"Jose Gabriel Calvin...anak Ayah yang baik," Ayah Calvin memanggil lembut nama Jose.
"Teroris itu orang-orang yang benci perdamaian. Mereka menolak hidup damai karena nggak suka perbedaan. Makanya, Jose sama Silvi harus cinta damai ya. Nggak boleh benci siapa pun hanya karena beda dari kalian."
Lembut, lembut sekali Ayah Calvin menasihati mereka. Nada suaranya terdengar sedih. Jose dan Silvi mengangguk patuh. Mereka berjanji takkan membenci perbedaan.
Jemari Silvi memegang erat ujung gaunnya. Diangkatnya sedikit kain halus itu. Mata birunya terhujam ke langit-langit. Coba aja gaun ini bisa jadi jubah perdamaian, bisik hatinya. Livio dan Hito pasti masih ada. Dan Andrio tak perlu kritis begini.
Perdamaian, kemanakah kau berada? Kenapa orang dewasa gemar sekali merusak perdamaian? Kenapa perdamaian dirusak hanya karena berbeda?
Dimanakah akan dicari perdamaian? Rumah ibadah saja diledakkan. Silvi tak tahu, sungguh tak tahu harus kemana untuk mencari damai itu.

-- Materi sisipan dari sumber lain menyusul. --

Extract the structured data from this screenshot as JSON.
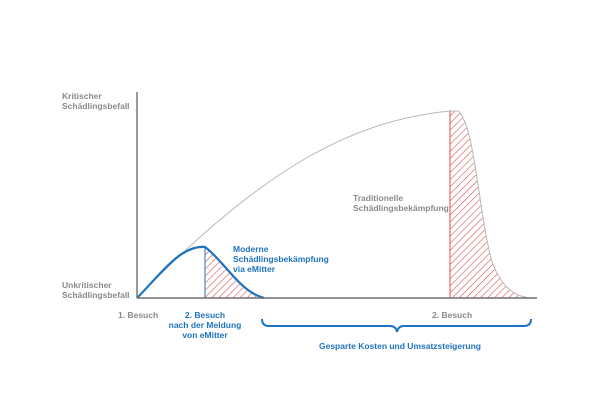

Tak lama, seorang pengunjung lewat. Ia seorang lelaki bercelana dan berkemeja hitam. Jose berteriak, satu tangannya menutup mata. Refleks Ayah Calvin mendekat.
"Kenapa, Sayang?"
Silvi tersentak mendengar teriakan Jose. "Gabriel kenapa?"
"Aku nggak suka baju hitam! Orang-orang yang meledakkan bom itu...bajunya juga hitam!"
Ayah Calvin merengkuh Jose. Bagaimana ini? Padahal Ayah Calvin sering memakai jas hitam. Kasihan Jose.